Simple question about definition of tangent bundle

1. Nov 16, 2008

pellman

So I'm trying to learn about fibre bundles and I am looking at the example of a tangent bundle.

Given a differentiable manifold M. Denote the tangent space at $$p \in M$$ by $$T_p M$$. Is the definition of the tangent bundle

$$TM = \lbrace (p, T_p M)|p \in M \rbrace$$

or is it

$$TM = \lbrace (p, V)|p \in M , V \in T_p M\rbrace$$?

Maybe I'm splitting hairs but there should be standard definition of one or the other, right?
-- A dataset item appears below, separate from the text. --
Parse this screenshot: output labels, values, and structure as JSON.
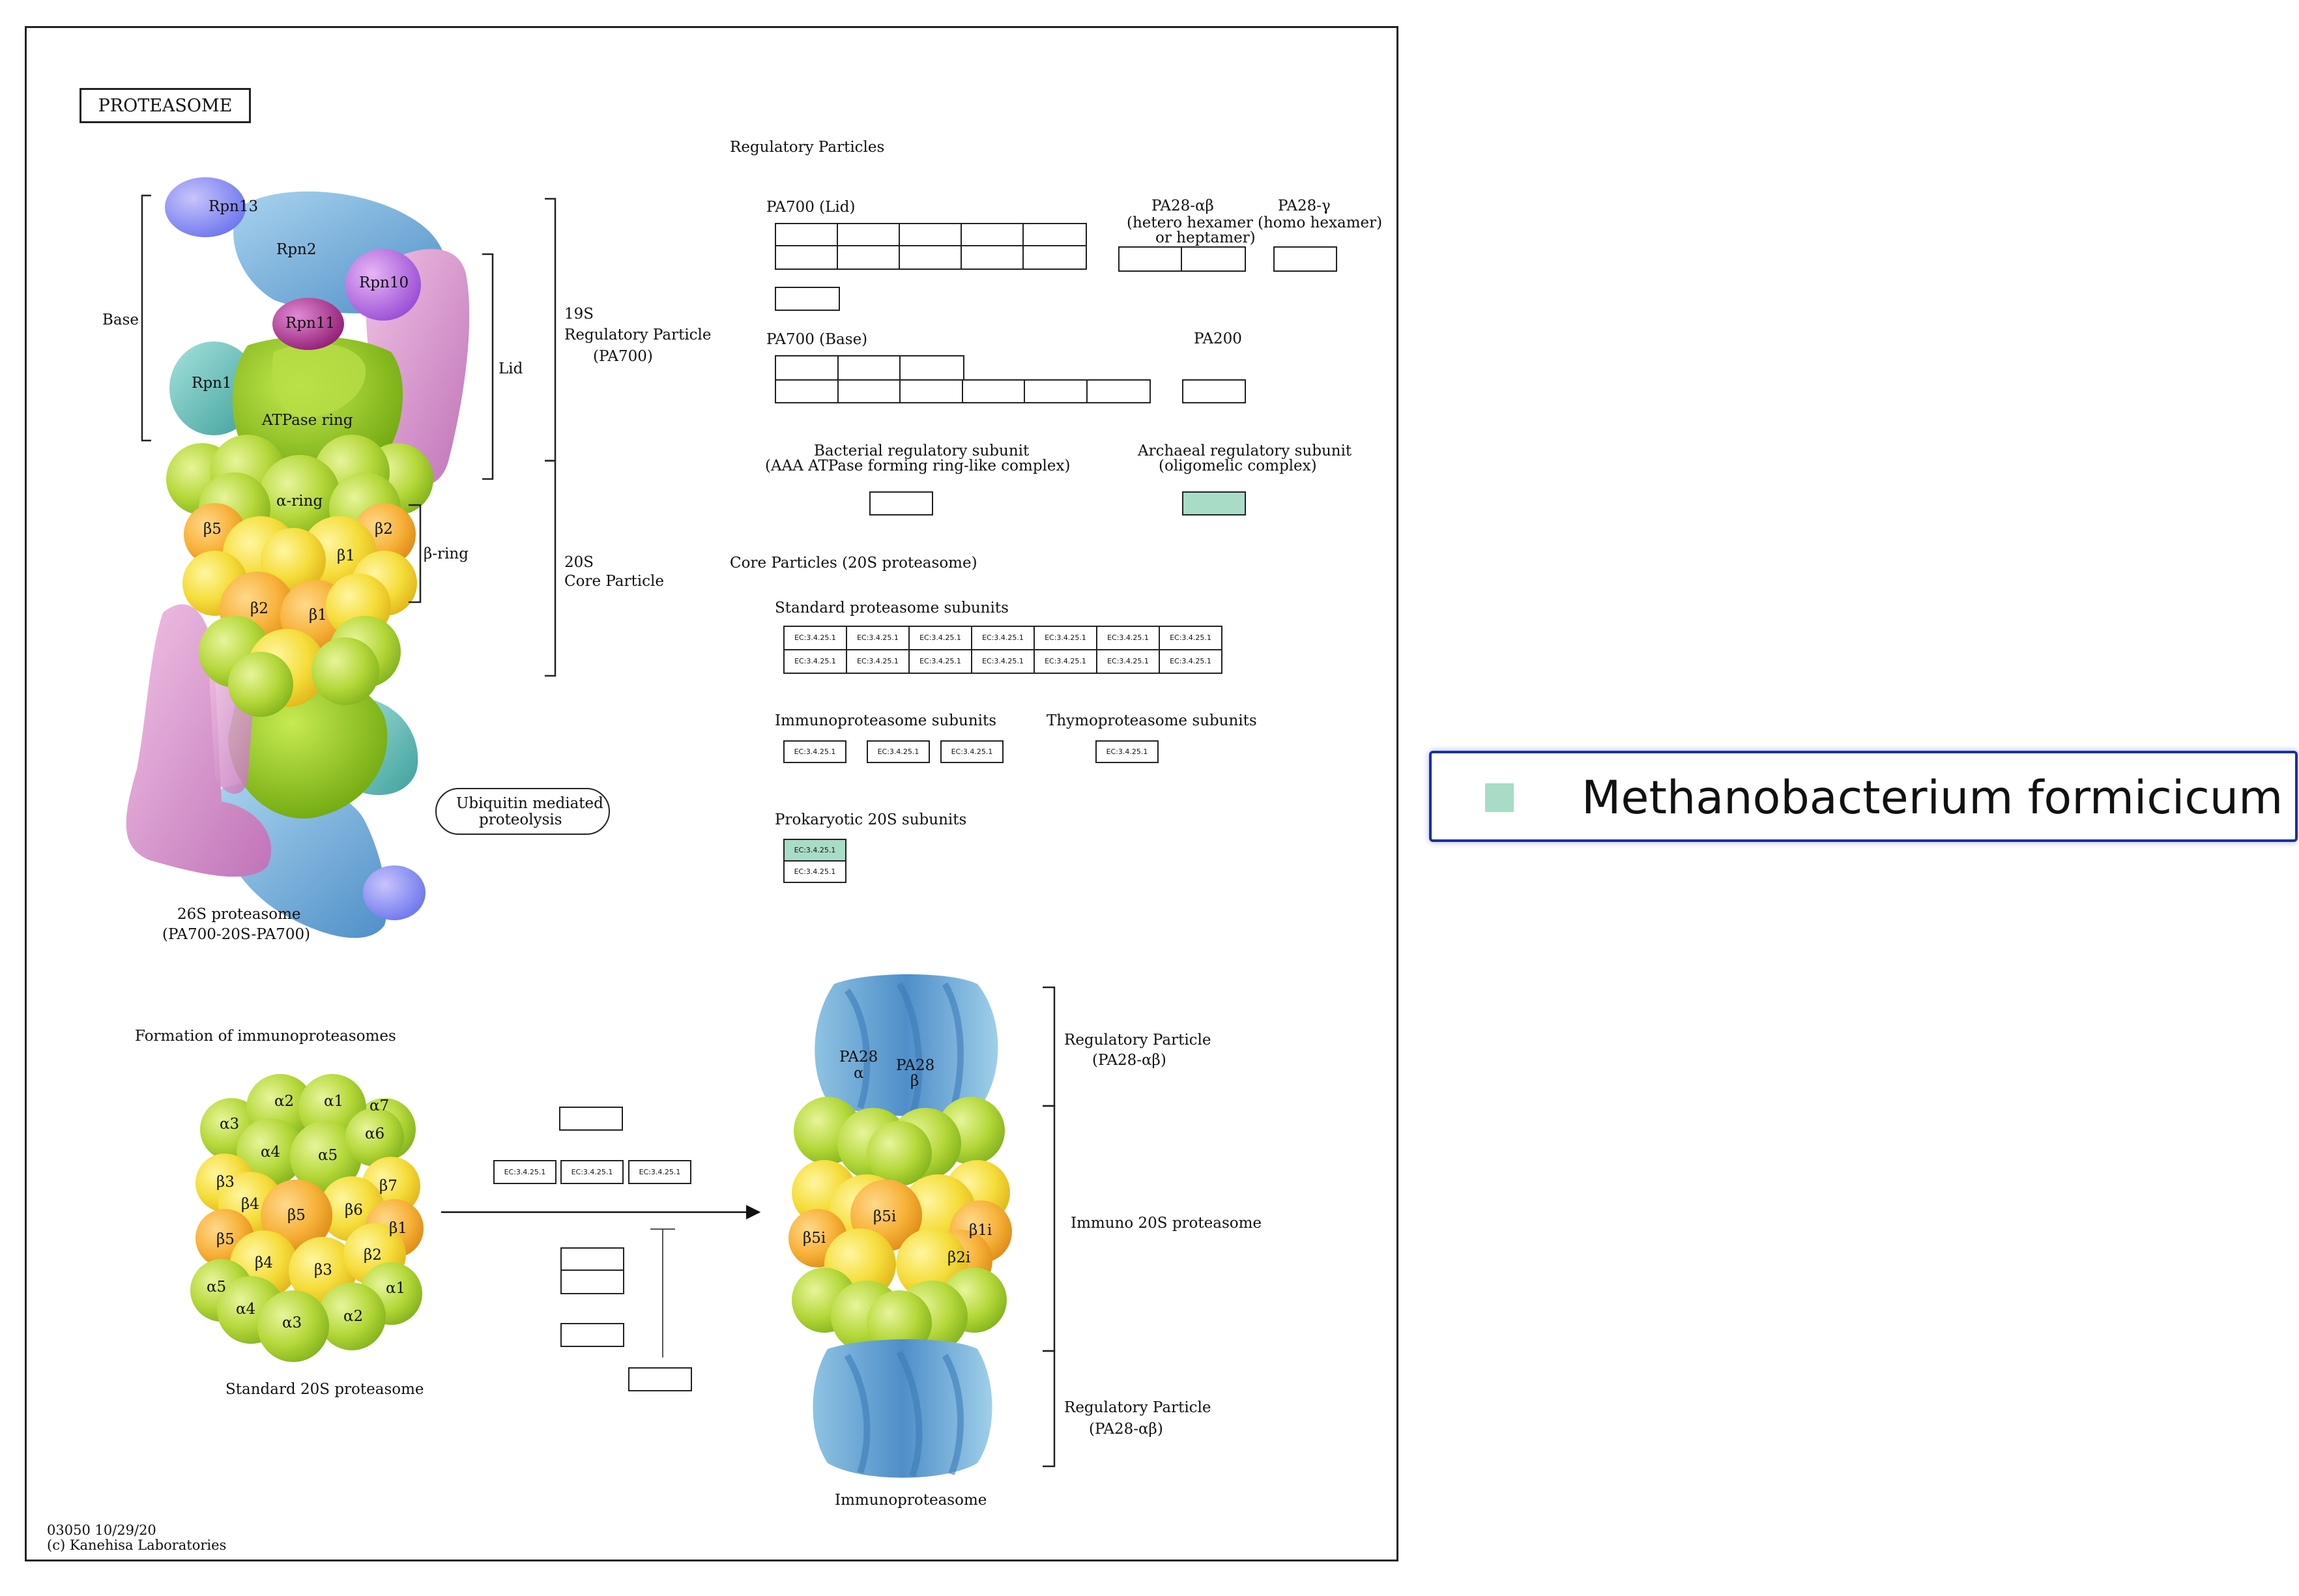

I can discuss further why I think it matters but first let's just see if anyone is certain about the answer.

2. Nov 16, 2008

Hurkyl

Staff Emeritus
I feel I should point out that the definition of a bundle over M is a continuous map of topological spaces with codomain M. In other words, you need to specify:

1. A topological space E, which consists of
1a. A set of points |E|
1b. A topology on |E|
2. A continuous function E --> M (often called the 'projection map', or the 'structure map')
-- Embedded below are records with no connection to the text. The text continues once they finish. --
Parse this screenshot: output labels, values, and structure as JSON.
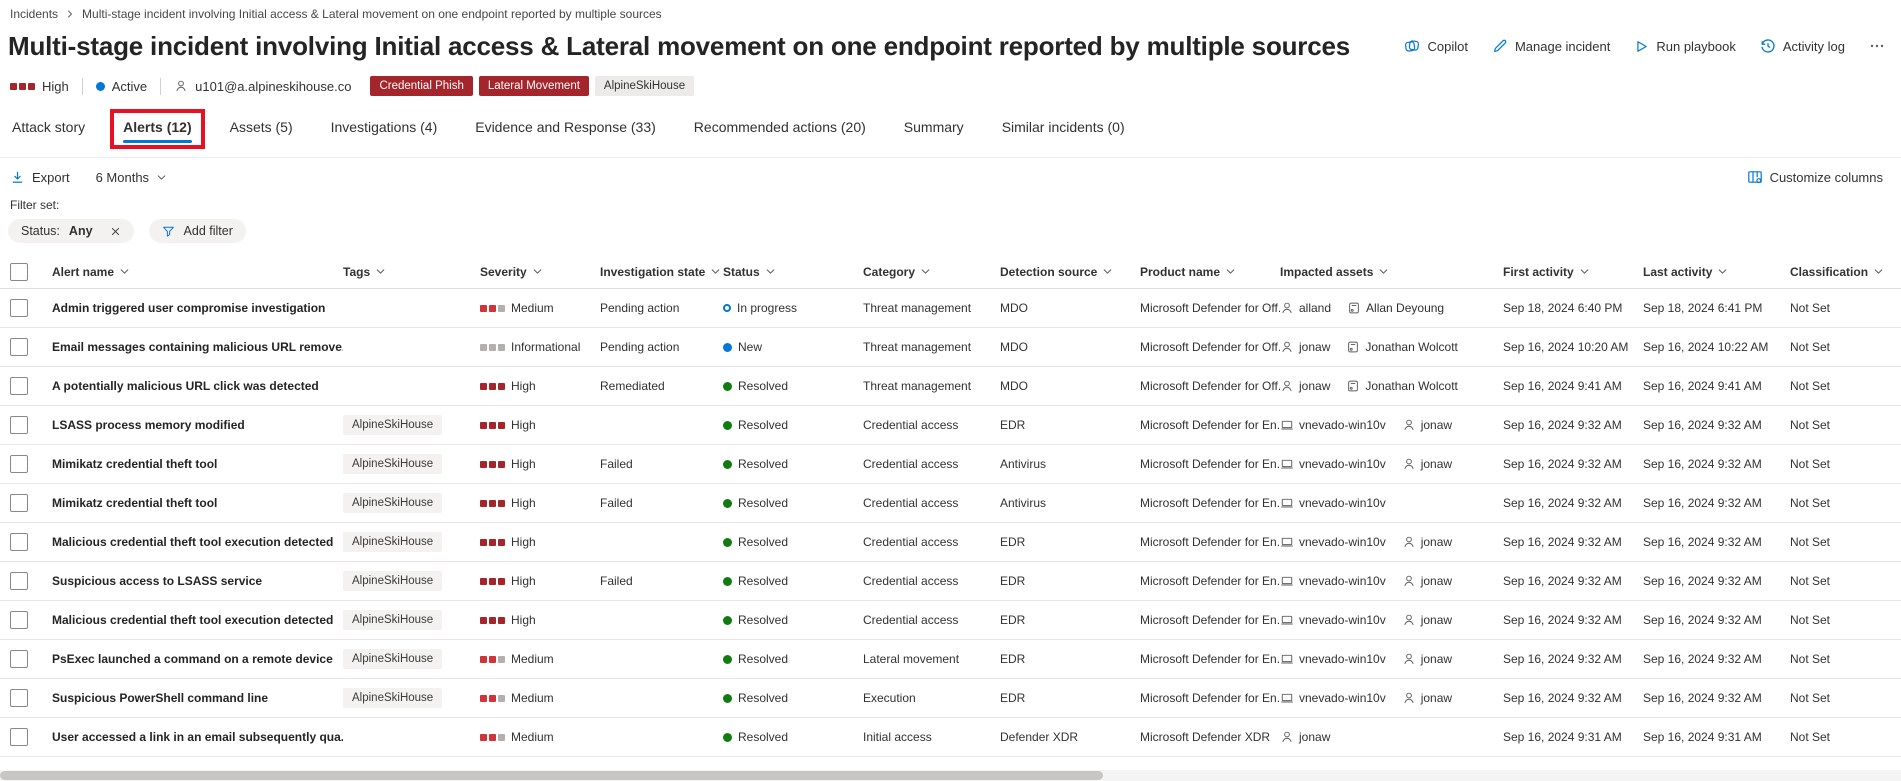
{
  "breadcrumb": {
    "root": "Incidents",
    "current": "Multi-stage incident involving Initial access & Lateral movement on one endpoint reported by multiple sources"
  },
  "header": {
    "title": "Multi-stage incident involving Initial access & Lateral movement on one endpoint reported by multiple sources",
    "actions": [
      {
        "label": "Copilot",
        "icon": "copilot"
      },
      {
        "label": "Manage incident",
        "icon": "pencil"
      },
      {
        "label": "Run playbook",
        "icon": "play"
      },
      {
        "label": "Activity log",
        "icon": "history"
      }
    ],
    "severity_label": "High",
    "status_label": "Active",
    "user_email": "u101@a.alpineskihouse.co",
    "badges": [
      {
        "label": "Credential Phish",
        "style": "red"
      },
      {
        "label": "Lateral Movement",
        "style": "red"
      },
      {
        "label": "AlpineSkiHouse",
        "style": "gray"
      }
    ]
  },
  "tabs": [
    {
      "label": "Attack story",
      "selected": false,
      "annotated": false
    },
    {
      "label": "Alerts (12)",
      "selected": true,
      "annotated": true
    },
    {
      "label": "Assets (5)",
      "selected": false,
      "annotated": false
    },
    {
      "label": "Investigations (4)",
      "selected": false,
      "annotated": false
    },
    {
      "label": "Evidence and Response (33)",
      "selected": false,
      "annotated": false
    },
    {
      "label": "Recommended actions (20)",
      "selected": false,
      "annotated": false
    },
    {
      "label": "Summary",
      "selected": false,
      "annotated": false
    },
    {
      "label": "Similar incidents (0)",
      "selected": false,
      "annotated": false
    }
  ],
  "toolbar": {
    "export_label": "Export",
    "range_label": "6 Months",
    "customize_label": "Customize columns"
  },
  "filters": {
    "title": "Filter set:",
    "status_name": "Status:",
    "status_value": "Any",
    "add_filter_label": "Add filter"
  },
  "table": {
    "columns": [
      "Alert name",
      "Tags",
      "Severity",
      "Investigation state",
      "Status",
      "Category",
      "Detection source",
      "Product name",
      "Impacted assets",
      "First activity",
      "Last activity",
      "Classification"
    ],
    "rows": [
      {
        "name": "Admin triggered user compromise investigation",
        "tag": "",
        "severity": {
          "label": "Medium",
          "filled": 2
        },
        "investigation_state": "Pending action",
        "status": {
          "label": "In progress",
          "kind": "in-progress"
        },
        "category": "Threat management",
        "detection_source": "MDO",
        "product_name": "Microsoft Defender for Off...",
        "assets": [
          {
            "type": "user",
            "label": "alland"
          },
          {
            "type": "mailbox",
            "label": "Allan Deyoung"
          }
        ],
        "first_activity": "Sep 18, 2024 6:40 PM",
        "last_activity": "Sep 18, 2024 6:41 PM",
        "classification": "Not Set"
      },
      {
        "name": "Email messages containing malicious URL remove...",
        "tag": "",
        "severity": {
          "label": "Informational",
          "filled": 0
        },
        "investigation_state": "Pending action",
        "status": {
          "label": "New",
          "kind": "new"
        },
        "category": "Threat management",
        "detection_source": "MDO",
        "product_name": "Microsoft Defender for Off...",
        "assets": [
          {
            "type": "user",
            "label": "jonaw"
          },
          {
            "type": "mailbox",
            "label": "Jonathan Wolcott"
          }
        ],
        "first_activity": "Sep 16, 2024 10:20 AM",
        "last_activity": "Sep 16, 2024 10:22 AM",
        "classification": "Not Set"
      },
      {
        "name": "A potentially malicious URL click was detected",
        "tag": "",
        "severity": {
          "label": "High",
          "filled": 3
        },
        "investigation_state": "Remediated",
        "status": {
          "label": "Resolved",
          "kind": "resolved"
        },
        "category": "Threat management",
        "detection_source": "MDO",
        "product_name": "Microsoft Defender for Off...",
        "assets": [
          {
            "type": "user",
            "label": "jonaw"
          },
          {
            "type": "mailbox",
            "label": "Jonathan Wolcott"
          }
        ],
        "first_activity": "Sep 16, 2024 9:41 AM",
        "last_activity": "Sep 16, 2024 9:41 AM",
        "classification": "Not Set"
      },
      {
        "name": "LSASS process memory modified",
        "tag": "AlpineSkiHouse",
        "severity": {
          "label": "High",
          "filled": 3
        },
        "investigation_state": "",
        "status": {
          "label": "Resolved",
          "kind": "resolved"
        },
        "category": "Credential access",
        "detection_source": "EDR",
        "product_name": "Microsoft Defender for En...",
        "assets": [
          {
            "type": "device",
            "label": "vnevado-win10v"
          },
          {
            "type": "user",
            "label": "jonaw"
          }
        ],
        "first_activity": "Sep 16, 2024 9:32 AM",
        "last_activity": "Sep 16, 2024 9:32 AM",
        "classification": "Not Set"
      },
      {
        "name": "Mimikatz credential theft tool",
        "tag": "AlpineSkiHouse",
        "severity": {
          "label": "High",
          "filled": 3
        },
        "investigation_state": "Failed",
        "status": {
          "label": "Resolved",
          "kind": "resolved"
        },
        "category": "Credential access",
        "detection_source": "Antivirus",
        "product_name": "Microsoft Defender for En...",
        "assets": [
          {
            "type": "device",
            "label": "vnevado-win10v"
          },
          {
            "type": "user",
            "label": "jonaw"
          }
        ],
        "first_activity": "Sep 16, 2024 9:32 AM",
        "last_activity": "Sep 16, 2024 9:32 AM",
        "classification": "Not Set"
      },
      {
        "name": "Mimikatz credential theft tool",
        "tag": "AlpineSkiHouse",
        "severity": {
          "label": "High",
          "filled": 3
        },
        "investigation_state": "Failed",
        "status": {
          "label": "Resolved",
          "kind": "resolved"
        },
        "category": "Credential access",
        "detection_source": "Antivirus",
        "product_name": "Microsoft Defender for En...",
        "assets": [
          {
            "type": "device",
            "label": "vnevado-win10v"
          }
        ],
        "first_activity": "Sep 16, 2024 9:32 AM",
        "last_activity": "Sep 16, 2024 9:32 AM",
        "classification": "Not Set"
      },
      {
        "name": "Malicious credential theft tool execution detected",
        "tag": "AlpineSkiHouse",
        "severity": {
          "label": "High",
          "filled": 3
        },
        "investigation_state": "",
        "status": {
          "label": "Resolved",
          "kind": "resolved"
        },
        "category": "Credential access",
        "detection_source": "EDR",
        "product_name": "Microsoft Defender for En...",
        "assets": [
          {
            "type": "device",
            "label": "vnevado-win10v"
          },
          {
            "type": "user",
            "label": "jonaw"
          }
        ],
        "first_activity": "Sep 16, 2024 9:32 AM",
        "last_activity": "Sep 16, 2024 9:32 AM",
        "classification": "Not Set"
      },
      {
        "name": "Suspicious access to LSASS service",
        "tag": "AlpineSkiHouse",
        "severity": {
          "label": "High",
          "filled": 3
        },
        "investigation_state": "Failed",
        "status": {
          "label": "Resolved",
          "kind": "resolved"
        },
        "category": "Credential access",
        "detection_source": "EDR",
        "product_name": "Microsoft Defender for En...",
        "assets": [
          {
            "type": "device",
            "label": "vnevado-win10v"
          },
          {
            "type": "user",
            "label": "jonaw"
          }
        ],
        "first_activity": "Sep 16, 2024 9:32 AM",
        "last_activity": "Sep 16, 2024 9:32 AM",
        "classification": "Not Set"
      },
      {
        "name": "Malicious credential theft tool execution detected",
        "tag": "AlpineSkiHouse",
        "severity": {
          "label": "High",
          "filled": 3
        },
        "investigation_state": "",
        "status": {
          "label": "Resolved",
          "kind": "resolved"
        },
        "category": "Credential access",
        "detection_source": "EDR",
        "product_name": "Microsoft Defender for En...",
        "assets": [
          {
            "type": "device",
            "label": "vnevado-win10v"
          },
          {
            "type": "user",
            "label": "jonaw"
          }
        ],
        "first_activity": "Sep 16, 2024 9:32 AM",
        "last_activity": "Sep 16, 2024 9:32 AM",
        "classification": "Not Set"
      },
      {
        "name": "PsExec launched a command on a remote device",
        "tag": "AlpineSkiHouse",
        "severity": {
          "label": "Medium",
          "filled": 2
        },
        "investigation_state": "",
        "status": {
          "label": "Resolved",
          "kind": "resolved"
        },
        "category": "Lateral movement",
        "detection_source": "EDR",
        "product_name": "Microsoft Defender for En...",
        "assets": [
          {
            "type": "device",
            "label": "vnevado-win10v"
          },
          {
            "type": "user",
            "label": "jonaw"
          }
        ],
        "first_activity": "Sep 16, 2024 9:32 AM",
        "last_activity": "Sep 16, 2024 9:32 AM",
        "classification": "Not Set"
      },
      {
        "name": "Suspicious PowerShell command line",
        "tag": "AlpineSkiHouse",
        "severity": {
          "label": "Medium",
          "filled": 2
        },
        "investigation_state": "",
        "status": {
          "label": "Resolved",
          "kind": "resolved"
        },
        "category": "Execution",
        "detection_source": "EDR",
        "product_name": "Microsoft Defender for En...",
        "assets": [
          {
            "type": "device",
            "label": "vnevado-win10v"
          },
          {
            "type": "user",
            "label": "jonaw"
          }
        ],
        "first_activity": "Sep 16, 2024 9:32 AM",
        "last_activity": "Sep 16, 2024 9:32 AM",
        "classification": "Not Set"
      },
      {
        "name": "User accessed a link in an email subsequently qua...",
        "tag": "",
        "severity": {
          "label": "Medium",
          "filled": 2
        },
        "investigation_state": "",
        "status": {
          "label": "Resolved",
          "kind": "resolved"
        },
        "category": "Initial access",
        "detection_source": "Defender XDR",
        "product_name": "Microsoft Defender XDR",
        "assets": [
          {
            "type": "user",
            "label": "jonaw"
          }
        ],
        "first_activity": "Sep 16, 2024 9:31 AM",
        "last_activity": "Sep 16, 2024 9:31 AM",
        "classification": "Not Set"
      }
    ]
  },
  "colors": {
    "accent": "#0078d4",
    "severity_high": "#a4262c",
    "severity_medium": "#d13438",
    "severity_neutral": "#b3b0ad",
    "status_resolved": "#107c10",
    "badge_red": "#a4262c",
    "annotation_red": "#e81123"
  }
}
Assuming you use the obvious projection map, this is a very boring bundle: the projection is bijective! And if you include the local triviality condition, the projection is actually a homeomorphism!

Assuming you use the obvious projection map and choose the appropriate topology, this is indeed a tangent bundle. (There are many tangent bundles; they're just all isomorphic)

3. Nov 16, 2008

pellman

Hurkyl, you da man. Thanks for the quick response.

So bijective is bad? That's part of what I don't get. I'm following Nakahara. You can see the page I am on here http://books.google.com/books?id=cH...&hl=en&sa=X&oi=book_result&resnum=1&ct=result

So when he says $$\pi^{-1}(p)=T_p M$$ he's being very loose with the inverse notation, right? $$\pi^{-1}$$ doesn't really exist, since $$\pi((p,V))=p$$ for every $$V \in T_p M$$?

4. Nov 16, 2008

Hurkyl

Staff Emeritus
It would be -- roughly speaking such a bundle has only one section. If it were the tangent bundle, that would mean that there is exactly one vector field.

He's using the "inverse image" function, and being (very slightly) liberal with equality, since with the definition you gave, the fiber should be $\{ p \} \times T_p M$.

5. Nov 16, 2008

pellman

Ok. That gives me enough to press on. I'm sure I will get it when I see other examples. Thanks again.